François Mauriac lance la controverse en mai 1949 dans le supplément littéraire du Figaro : « L’initiation sexuelle de la femme est[-elle] à sa place au sommaire d’une grave revue littéraire et philosophique ? » Il vise la littérature de Saint-Germain-des-Prés qui atteint « les limites de l’abject » et invite la jeunesse chrétienne à réagir. Une quarantaine de lettres sont publiées dans les numéros suivants du Figaro littéraire.
Cette enquête au long cours suscite des articles dans bien d’autres périodiques. En un peu moins d’un an, la plupart des revues intellectuelles réagissent ainsi que plusieurs quotidiens : la presse engagée à droite (Le Figaro, Aurore, Liberté de l’esprit) comme à gauche (les revues communistes Les Lettres françaises ou La Nouvelle Critique ; les périodiques de gauche comme Esprit, Combat, Les Temps modernes, Franc-Tireur), la presse protestante (Réforme, Les Cahiers protestants, le Bulletin Jeunes Femmes), la grande presse (Le Monde, Samedi-Soir, Paris-Match), les revues littéraires (Les Nouvelles littéraires, Noir et blanc, Empédocle, la Revue du Caire, la Revue de Paris, Hommes et mondes, La Table ronde, La Nef).
Des intellectuels en vue, des littérateurs de tous bords prennent la plume pour ou contre l’essai de Beauvoir : François Mauriac, grand écrivain catholique membre de l’Académie française, résistant, devenu éditorialiste au Figaro ; Jean Kanapa, agrégé de philosophie, ancien élève de Sartre, fondateur et directeur de la revue communiste La Nouvelle Critique ; Julien Benda, ancien dreyfusard, compagnon de route du PC depuis la Libération ; Julien Gracq, professeur agrégé d’histoire-géographie, romancier, critique littéraire opposé à la littérature engagée ; de même que Roger Nimier, romancier et collaborateur à Carrefour et La Nef ; Emmanuel Mounier, fondateur du personnalisme et de la revue Esprit ; Jean-Marie Domenach, secrétaire de cette même revue ; Francis Jeanson, collaborateur des Temps modernes et d’Esprit, membre du comité de lecture du Seuil, et bien d’autres beaucoup moins connus.
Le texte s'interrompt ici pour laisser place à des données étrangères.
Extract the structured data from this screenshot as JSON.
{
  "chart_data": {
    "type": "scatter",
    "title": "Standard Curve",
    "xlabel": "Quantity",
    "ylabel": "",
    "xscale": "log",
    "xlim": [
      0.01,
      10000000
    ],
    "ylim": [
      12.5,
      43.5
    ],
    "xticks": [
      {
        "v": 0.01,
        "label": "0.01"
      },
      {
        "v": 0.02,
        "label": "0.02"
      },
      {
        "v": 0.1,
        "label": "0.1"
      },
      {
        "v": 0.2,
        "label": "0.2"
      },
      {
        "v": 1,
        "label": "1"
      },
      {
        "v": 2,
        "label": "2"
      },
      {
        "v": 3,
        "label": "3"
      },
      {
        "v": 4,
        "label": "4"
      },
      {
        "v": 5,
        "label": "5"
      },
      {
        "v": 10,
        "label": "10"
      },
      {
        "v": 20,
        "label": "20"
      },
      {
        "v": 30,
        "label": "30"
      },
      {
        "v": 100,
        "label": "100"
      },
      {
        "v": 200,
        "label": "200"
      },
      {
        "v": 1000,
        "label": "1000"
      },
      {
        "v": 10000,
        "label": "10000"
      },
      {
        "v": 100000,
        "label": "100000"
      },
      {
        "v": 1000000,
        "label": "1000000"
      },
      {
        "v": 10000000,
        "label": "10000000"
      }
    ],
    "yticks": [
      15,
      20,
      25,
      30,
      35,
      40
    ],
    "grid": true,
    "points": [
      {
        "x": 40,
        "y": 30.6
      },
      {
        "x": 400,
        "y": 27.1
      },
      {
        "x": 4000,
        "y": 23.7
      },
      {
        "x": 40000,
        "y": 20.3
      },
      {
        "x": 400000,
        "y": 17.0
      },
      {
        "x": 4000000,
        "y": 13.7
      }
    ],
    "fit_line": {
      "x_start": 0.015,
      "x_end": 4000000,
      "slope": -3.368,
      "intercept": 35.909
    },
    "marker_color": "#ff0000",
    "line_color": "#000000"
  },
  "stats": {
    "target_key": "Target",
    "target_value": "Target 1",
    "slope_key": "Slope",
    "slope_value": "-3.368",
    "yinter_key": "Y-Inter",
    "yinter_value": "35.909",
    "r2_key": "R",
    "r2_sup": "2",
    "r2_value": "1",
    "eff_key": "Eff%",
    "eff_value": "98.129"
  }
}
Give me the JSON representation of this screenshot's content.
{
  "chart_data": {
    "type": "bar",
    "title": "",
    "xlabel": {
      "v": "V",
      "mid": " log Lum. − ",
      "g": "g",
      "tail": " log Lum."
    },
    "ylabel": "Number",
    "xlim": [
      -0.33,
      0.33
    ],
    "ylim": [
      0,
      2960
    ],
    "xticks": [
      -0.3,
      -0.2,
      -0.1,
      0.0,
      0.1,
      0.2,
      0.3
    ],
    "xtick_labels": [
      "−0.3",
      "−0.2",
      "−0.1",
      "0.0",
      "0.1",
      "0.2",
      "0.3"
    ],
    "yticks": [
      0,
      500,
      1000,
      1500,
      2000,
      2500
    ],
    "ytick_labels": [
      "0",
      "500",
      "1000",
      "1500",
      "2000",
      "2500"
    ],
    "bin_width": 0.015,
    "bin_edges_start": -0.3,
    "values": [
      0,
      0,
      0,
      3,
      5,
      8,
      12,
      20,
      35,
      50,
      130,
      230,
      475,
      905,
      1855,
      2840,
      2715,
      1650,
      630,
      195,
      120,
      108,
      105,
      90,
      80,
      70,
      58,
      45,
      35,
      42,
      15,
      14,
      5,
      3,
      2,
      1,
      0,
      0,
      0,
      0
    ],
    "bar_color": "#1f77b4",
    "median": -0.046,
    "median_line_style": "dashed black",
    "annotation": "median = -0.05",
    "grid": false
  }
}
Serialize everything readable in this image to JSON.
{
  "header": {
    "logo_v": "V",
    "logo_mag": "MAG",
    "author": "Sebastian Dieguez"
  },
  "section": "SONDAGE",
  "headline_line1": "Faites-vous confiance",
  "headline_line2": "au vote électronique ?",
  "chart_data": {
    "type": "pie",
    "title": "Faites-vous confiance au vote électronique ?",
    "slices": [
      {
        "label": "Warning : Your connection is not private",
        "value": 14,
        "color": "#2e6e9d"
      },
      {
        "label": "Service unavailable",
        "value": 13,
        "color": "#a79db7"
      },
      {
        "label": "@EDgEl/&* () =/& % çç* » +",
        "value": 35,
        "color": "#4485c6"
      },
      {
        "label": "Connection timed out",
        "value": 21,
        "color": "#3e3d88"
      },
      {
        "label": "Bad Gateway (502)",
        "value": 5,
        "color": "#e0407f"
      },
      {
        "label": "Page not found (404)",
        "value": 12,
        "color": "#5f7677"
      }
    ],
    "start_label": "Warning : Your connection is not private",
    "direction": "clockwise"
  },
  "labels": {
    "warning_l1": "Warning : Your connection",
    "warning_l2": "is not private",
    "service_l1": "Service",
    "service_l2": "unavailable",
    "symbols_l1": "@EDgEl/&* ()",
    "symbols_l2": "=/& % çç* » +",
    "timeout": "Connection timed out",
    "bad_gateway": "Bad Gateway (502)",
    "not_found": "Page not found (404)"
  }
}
Les hommes dominent cette production, mais plusieurs femmes se signalent, telles Colette Audry, agrégée et professeure de lettres, scénariste et dramaturge, amie du couple existentialiste ; Françoise d’Eaubonne, jeune romancière et essayiste ; Jeannette Prenant, agrégée de philosophie et communiste ; Dominique Aury, éditrice, traductrice, chroniqueuse aux Lettres françaises ; ainsi que Claudine Chonez, journaliste à la RTF qui donne l’occasion à Simone de Beauvoir de répondre à ses détracteurs.
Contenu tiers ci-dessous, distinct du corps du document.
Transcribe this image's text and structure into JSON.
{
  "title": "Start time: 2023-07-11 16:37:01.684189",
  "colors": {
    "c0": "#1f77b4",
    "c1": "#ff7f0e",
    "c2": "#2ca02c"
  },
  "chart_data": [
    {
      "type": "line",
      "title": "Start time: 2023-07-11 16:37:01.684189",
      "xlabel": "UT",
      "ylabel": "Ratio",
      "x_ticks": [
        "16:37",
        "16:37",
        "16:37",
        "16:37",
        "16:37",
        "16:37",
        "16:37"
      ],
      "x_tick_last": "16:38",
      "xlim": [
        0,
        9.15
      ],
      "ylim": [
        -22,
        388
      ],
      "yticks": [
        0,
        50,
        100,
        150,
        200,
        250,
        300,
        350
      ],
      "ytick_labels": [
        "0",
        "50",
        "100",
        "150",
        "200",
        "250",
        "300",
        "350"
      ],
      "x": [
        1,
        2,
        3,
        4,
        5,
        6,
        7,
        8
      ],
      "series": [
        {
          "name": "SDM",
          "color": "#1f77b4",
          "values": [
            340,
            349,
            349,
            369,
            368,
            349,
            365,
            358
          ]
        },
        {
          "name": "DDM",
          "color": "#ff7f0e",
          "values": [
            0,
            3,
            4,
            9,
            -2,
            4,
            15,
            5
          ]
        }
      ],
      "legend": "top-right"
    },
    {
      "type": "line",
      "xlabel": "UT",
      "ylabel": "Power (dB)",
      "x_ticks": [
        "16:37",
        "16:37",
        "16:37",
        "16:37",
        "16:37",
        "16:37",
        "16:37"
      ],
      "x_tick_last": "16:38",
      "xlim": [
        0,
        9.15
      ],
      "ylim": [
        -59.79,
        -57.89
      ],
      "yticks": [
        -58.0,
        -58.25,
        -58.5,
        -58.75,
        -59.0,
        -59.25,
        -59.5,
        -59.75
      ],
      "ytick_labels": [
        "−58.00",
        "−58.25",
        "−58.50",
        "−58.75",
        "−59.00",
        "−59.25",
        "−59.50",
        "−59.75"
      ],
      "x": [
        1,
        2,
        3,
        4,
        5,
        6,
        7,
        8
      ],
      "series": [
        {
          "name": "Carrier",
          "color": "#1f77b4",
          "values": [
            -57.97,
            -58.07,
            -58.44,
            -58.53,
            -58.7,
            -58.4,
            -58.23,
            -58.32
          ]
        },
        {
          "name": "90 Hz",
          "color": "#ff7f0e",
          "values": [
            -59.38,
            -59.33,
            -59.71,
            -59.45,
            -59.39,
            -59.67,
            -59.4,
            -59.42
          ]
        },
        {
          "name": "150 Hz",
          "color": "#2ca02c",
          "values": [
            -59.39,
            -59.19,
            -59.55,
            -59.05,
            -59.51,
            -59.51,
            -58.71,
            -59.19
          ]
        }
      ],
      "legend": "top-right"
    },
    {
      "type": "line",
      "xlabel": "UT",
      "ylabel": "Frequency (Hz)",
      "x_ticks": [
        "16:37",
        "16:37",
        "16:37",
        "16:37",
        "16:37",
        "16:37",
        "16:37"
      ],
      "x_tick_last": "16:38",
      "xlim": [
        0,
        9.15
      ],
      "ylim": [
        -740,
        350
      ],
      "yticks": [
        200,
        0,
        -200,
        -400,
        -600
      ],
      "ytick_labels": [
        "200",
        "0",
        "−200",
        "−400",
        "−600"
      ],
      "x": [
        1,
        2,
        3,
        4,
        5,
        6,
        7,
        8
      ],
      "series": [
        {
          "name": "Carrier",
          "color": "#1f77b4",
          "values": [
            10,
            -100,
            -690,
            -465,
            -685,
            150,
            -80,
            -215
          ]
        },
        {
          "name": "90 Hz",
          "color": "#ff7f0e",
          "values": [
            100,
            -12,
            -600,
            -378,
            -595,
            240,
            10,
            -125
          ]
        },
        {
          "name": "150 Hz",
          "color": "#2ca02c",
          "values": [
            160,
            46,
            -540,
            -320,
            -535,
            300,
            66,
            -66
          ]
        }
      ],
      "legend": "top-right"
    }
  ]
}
Les associations féministes, fortement marginalisées et vieillies depuis la fin des années 1930, ne disent mot des débats. Les associations féminines, plus dynamiques, se taisent pareillement. L’Union des femmes françaises, communiste, n’aborde pas le livre contre lequel se mobilisent des intellectuels communistes. La seule exception est le Mouvement Jeunes Femmes, proche de la mouvance des protestants réformateurs inspirés de Karl Barth, qui au même moment s’interroge sur le couple et l’amour. Né après la guerre, ce mouvement représente les jeunes générations, beaucoup moins réticentes à aborder les questions sexuelles.
Comment expliquer une telle tempête médiatique ? La position hégémonique occupée par Sartre et Les Temps modernes dans le champ culturel de l’après-guerre fournit une première clé. Véritable parangon de l’intellectuel engagé et principal représentant du courant existentialiste français de l’après-guerre, Jean-Paul Sartre multiplie les prises de position tranchées et les critiques virulentes. Normalien, agrégé de philosophie, il réussit aussi bien dans le théâtre, le roman que dans la création philosophique. Sa revue Les Temps modernes, fondée en 1945, occupe très vite une position centrale. Entre mai 1948 et juillet 1949, huit livraisons de la revue publient en avant-première des chapitres ou des fragments du livre à venir, ce qui ne pouvait pas manquer d’attirer l’attention.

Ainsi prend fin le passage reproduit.